To begin with, it is very important to get your own grinder. A grinder separate from your wheat grinder. You don't want to cross contaminate. Fresh ground flour delivers a superior taste and freshness. Flours that are purchased loose so much nutrition which defeats the whole point of cooking it yourself anyways. You also want to make sure that you use gluten free baking powder, vanilla and spices. If you are unsure; google it. You will almost always find your answer. As soon as you learn which ingredients to buy, it is really pretty easy.
The grains/flours I rotate are:
coconut flour - great for sweets and treats
teff - great source of iron
quionoa - a super grain , has a high amount of lysine and protein.
brown rice, sweet brown rice, white rice - a great base for most recipes
millet - very mild taste and an alkaline grain
amaranth - good fiber, iron and vitamin C
You also want to make sure that you use Xanthan gum which acts like gluten. Gluten helps to bind the food together. The general rule is about 1 tsp of Xanthan gum for 2 - 3 cups of flour in a recipe. You can get it at most stores like Sprouts or Whole Foods.
I also am dairy free for Tate so I substitute milk for rice milk or coconut milk. I use mostly coconut oil and sometimes olive oil and grape seed oil. Other than that, I keep the recipes the same. I use less sugar than the recipes call for and try to use honey, real maple, brown sugar and raw sugar. You need to freeze the leftovers because they don't last long. I usually make big batches and keep them frozen for later
use. You also cook the foods on a lower temperature , usually around 325. Those are my little secrets. It really does get easy.

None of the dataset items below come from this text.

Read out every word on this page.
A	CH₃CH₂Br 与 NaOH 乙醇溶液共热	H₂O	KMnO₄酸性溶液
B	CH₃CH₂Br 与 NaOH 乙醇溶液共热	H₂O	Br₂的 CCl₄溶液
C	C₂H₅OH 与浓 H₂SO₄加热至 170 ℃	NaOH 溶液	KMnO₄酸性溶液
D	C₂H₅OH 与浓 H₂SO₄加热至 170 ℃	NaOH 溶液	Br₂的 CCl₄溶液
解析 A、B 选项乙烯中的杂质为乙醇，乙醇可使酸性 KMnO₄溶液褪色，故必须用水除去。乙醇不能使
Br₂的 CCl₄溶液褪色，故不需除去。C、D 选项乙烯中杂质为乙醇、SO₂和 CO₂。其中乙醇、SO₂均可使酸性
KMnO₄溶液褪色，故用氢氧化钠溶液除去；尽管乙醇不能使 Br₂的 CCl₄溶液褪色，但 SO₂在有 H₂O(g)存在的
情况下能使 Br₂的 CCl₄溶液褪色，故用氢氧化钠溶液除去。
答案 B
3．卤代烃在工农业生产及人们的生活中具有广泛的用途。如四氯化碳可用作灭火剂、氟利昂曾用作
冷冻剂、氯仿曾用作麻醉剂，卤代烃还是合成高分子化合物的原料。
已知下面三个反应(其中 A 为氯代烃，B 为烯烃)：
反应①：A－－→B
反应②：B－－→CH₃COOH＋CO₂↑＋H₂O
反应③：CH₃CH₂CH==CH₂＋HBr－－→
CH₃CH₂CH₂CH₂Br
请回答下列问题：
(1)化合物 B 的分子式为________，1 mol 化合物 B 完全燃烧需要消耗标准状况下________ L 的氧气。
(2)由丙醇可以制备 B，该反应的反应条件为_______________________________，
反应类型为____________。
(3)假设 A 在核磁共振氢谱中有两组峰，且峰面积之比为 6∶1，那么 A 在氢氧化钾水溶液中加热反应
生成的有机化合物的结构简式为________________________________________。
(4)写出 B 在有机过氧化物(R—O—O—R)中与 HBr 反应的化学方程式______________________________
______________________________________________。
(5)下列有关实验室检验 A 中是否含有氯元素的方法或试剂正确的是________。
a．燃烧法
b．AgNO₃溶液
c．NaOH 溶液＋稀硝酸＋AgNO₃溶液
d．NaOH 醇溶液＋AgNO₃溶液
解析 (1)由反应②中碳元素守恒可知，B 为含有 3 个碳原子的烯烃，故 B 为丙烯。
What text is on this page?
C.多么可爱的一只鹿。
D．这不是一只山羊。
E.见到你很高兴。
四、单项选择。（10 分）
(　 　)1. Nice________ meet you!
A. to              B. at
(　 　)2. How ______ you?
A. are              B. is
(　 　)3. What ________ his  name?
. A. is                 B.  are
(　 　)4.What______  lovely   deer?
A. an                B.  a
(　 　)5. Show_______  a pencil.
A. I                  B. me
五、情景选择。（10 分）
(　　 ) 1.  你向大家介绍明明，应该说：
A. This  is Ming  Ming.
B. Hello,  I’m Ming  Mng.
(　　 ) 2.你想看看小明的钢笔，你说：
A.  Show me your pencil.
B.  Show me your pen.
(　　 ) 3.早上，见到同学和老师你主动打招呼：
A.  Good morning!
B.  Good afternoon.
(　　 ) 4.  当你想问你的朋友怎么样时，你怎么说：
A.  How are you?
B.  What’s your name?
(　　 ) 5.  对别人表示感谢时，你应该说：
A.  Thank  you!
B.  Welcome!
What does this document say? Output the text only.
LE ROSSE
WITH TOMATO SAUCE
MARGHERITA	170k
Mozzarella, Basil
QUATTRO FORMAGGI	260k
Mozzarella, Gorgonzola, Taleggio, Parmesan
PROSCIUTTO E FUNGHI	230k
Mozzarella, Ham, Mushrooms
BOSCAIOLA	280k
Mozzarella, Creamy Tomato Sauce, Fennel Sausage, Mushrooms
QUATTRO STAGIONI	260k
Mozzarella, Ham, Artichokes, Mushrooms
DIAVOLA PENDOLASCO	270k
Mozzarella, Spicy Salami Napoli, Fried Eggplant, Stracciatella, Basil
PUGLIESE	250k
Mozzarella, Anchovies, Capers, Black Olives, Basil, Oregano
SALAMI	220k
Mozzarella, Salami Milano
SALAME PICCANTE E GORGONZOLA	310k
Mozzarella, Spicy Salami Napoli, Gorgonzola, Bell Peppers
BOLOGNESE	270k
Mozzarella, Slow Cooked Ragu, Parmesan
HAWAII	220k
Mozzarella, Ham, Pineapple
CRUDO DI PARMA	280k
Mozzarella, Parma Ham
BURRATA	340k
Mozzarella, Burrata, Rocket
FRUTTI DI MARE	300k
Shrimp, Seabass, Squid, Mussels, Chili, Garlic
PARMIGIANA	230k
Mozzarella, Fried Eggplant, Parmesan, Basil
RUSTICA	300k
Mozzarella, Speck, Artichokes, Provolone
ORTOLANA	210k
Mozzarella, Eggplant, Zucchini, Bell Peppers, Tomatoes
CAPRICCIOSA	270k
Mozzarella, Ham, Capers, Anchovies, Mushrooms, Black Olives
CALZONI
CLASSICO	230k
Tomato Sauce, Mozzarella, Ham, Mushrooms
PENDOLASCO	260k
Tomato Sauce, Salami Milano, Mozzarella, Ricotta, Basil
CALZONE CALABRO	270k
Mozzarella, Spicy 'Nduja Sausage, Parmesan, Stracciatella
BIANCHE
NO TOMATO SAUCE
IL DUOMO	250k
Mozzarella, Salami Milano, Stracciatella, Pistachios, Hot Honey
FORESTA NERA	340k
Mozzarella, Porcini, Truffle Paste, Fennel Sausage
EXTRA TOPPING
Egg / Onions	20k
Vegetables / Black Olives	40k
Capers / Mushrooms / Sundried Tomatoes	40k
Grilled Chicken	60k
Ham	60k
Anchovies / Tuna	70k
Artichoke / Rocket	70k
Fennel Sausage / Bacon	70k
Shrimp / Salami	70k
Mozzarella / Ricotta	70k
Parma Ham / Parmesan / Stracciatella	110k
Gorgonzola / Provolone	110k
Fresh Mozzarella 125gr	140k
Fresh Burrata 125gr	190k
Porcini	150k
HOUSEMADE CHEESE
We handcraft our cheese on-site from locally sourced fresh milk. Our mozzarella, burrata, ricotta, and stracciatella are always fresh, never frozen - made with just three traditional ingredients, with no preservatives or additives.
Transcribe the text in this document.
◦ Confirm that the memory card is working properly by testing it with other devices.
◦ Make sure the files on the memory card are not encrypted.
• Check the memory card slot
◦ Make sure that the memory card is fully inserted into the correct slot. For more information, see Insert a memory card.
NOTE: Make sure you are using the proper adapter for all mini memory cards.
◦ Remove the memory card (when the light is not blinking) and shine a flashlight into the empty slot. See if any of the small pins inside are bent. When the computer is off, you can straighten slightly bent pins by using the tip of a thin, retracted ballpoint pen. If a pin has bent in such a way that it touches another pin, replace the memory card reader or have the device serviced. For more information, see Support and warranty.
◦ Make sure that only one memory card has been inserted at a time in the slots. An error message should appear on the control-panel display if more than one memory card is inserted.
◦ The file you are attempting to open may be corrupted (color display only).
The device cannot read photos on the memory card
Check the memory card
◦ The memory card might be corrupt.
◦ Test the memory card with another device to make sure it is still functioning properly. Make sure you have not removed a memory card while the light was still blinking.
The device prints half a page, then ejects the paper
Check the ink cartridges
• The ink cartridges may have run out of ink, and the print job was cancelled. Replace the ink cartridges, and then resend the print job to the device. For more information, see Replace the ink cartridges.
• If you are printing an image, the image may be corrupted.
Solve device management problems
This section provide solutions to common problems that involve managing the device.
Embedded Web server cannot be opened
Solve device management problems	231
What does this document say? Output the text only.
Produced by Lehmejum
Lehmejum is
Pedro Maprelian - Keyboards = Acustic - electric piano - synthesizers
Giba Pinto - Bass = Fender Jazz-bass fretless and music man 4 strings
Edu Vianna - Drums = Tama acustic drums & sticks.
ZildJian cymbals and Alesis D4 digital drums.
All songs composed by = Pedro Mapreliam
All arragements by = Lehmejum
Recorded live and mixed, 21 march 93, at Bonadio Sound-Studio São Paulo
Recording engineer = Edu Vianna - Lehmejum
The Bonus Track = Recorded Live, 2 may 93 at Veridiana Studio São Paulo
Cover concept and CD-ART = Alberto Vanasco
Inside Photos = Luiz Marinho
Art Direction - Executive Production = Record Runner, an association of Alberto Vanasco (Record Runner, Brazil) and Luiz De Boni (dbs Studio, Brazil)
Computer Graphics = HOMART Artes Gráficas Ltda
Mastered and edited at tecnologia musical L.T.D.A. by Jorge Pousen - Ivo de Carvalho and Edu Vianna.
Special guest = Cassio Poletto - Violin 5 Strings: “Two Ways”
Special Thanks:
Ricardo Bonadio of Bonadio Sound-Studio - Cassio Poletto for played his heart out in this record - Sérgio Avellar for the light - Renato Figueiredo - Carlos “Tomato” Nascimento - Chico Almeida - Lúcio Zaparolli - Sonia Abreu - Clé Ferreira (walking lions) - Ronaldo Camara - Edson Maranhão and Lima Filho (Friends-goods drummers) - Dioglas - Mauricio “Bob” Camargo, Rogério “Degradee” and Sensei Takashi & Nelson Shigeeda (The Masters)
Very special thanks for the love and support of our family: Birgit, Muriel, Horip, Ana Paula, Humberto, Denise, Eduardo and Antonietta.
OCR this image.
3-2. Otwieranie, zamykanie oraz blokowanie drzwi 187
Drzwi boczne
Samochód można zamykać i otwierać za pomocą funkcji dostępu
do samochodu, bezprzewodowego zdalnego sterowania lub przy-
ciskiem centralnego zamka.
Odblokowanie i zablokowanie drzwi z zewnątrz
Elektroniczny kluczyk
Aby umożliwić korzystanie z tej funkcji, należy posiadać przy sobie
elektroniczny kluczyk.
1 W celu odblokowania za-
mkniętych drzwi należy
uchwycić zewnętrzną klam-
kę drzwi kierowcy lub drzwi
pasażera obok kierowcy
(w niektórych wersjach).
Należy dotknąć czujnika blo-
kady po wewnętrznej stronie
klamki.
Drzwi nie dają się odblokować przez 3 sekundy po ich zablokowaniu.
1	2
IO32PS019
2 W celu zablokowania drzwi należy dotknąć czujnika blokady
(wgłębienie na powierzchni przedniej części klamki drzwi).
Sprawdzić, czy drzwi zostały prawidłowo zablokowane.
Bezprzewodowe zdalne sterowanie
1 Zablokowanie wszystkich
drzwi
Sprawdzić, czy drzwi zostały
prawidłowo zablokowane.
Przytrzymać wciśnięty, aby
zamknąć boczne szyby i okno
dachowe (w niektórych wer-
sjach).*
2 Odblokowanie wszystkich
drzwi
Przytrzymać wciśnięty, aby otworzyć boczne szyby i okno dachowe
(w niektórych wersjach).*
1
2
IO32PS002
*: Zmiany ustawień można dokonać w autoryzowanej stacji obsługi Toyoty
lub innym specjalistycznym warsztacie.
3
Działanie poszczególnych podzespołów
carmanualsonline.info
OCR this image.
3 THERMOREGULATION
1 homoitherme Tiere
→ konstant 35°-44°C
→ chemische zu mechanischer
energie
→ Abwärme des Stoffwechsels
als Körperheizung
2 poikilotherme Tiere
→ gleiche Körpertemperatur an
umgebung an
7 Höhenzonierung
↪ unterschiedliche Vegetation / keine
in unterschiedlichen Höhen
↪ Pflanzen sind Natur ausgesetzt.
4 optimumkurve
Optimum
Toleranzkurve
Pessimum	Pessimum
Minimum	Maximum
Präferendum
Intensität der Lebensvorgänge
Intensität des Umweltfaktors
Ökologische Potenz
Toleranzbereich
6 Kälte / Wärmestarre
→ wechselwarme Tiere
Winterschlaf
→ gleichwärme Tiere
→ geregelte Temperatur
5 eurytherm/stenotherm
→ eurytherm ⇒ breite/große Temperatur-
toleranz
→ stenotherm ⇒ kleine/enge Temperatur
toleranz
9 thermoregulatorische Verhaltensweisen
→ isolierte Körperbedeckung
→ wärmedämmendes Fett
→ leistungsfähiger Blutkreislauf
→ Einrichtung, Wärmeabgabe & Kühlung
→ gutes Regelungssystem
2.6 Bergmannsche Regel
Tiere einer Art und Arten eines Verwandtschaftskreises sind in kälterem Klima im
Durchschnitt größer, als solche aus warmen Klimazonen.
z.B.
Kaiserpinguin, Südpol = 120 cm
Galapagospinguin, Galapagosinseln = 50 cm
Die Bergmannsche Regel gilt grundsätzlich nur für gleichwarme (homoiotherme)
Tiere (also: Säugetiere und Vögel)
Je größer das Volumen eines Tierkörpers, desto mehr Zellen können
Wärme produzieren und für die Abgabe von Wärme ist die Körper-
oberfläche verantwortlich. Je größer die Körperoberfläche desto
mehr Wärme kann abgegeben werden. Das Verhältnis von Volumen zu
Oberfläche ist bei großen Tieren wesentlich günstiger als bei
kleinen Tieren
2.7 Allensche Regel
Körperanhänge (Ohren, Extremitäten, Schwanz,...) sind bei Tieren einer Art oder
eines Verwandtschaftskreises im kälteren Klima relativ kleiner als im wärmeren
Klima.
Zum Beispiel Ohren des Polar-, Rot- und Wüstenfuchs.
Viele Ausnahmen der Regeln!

Today's recipe to pass on is the waffle. My first waffles I made were hard as a rock. I felt so sorry for Tate. We had to use lots of syrup. These new waffles are so good, they taste much like a churro. They are very healthy and he loves to just eat them plain as a snack. I am so proud of them. They are by far the best gluten free waffle I have ever tried and I have tried many! You do these completely in a blender so you can make these even if you don't have a grinder. I adapted them from a recipe I use with wheat. You can change out the grains in many combinations or use all brown rice if that's all you have. Here is my favorite combination:
Apple Blender Waffles
1/3 cup brown rice
1/3 cup teff
1/3 cup millett
1/4 cup flax meal
2 cups milk or milk substitute
1 medium apple, quartered; peel, seeds and all
Blend until smooth.
1/2 tsp salt
1 Tbl. coconut oil
1 tsp vanilla
1 tsp cinnamon
1/2 T. baking powder
Blend again just until all mixed. Cook on a hot waffle iron. Fill up more than a regular waffle as it won't puff up as much . Cook a little longer if needed to get crisp. It may take a few trial runs to get the right batter quantity. I love the professional waffle griddles that rotate and make a great fluffy waffle. So Yummy.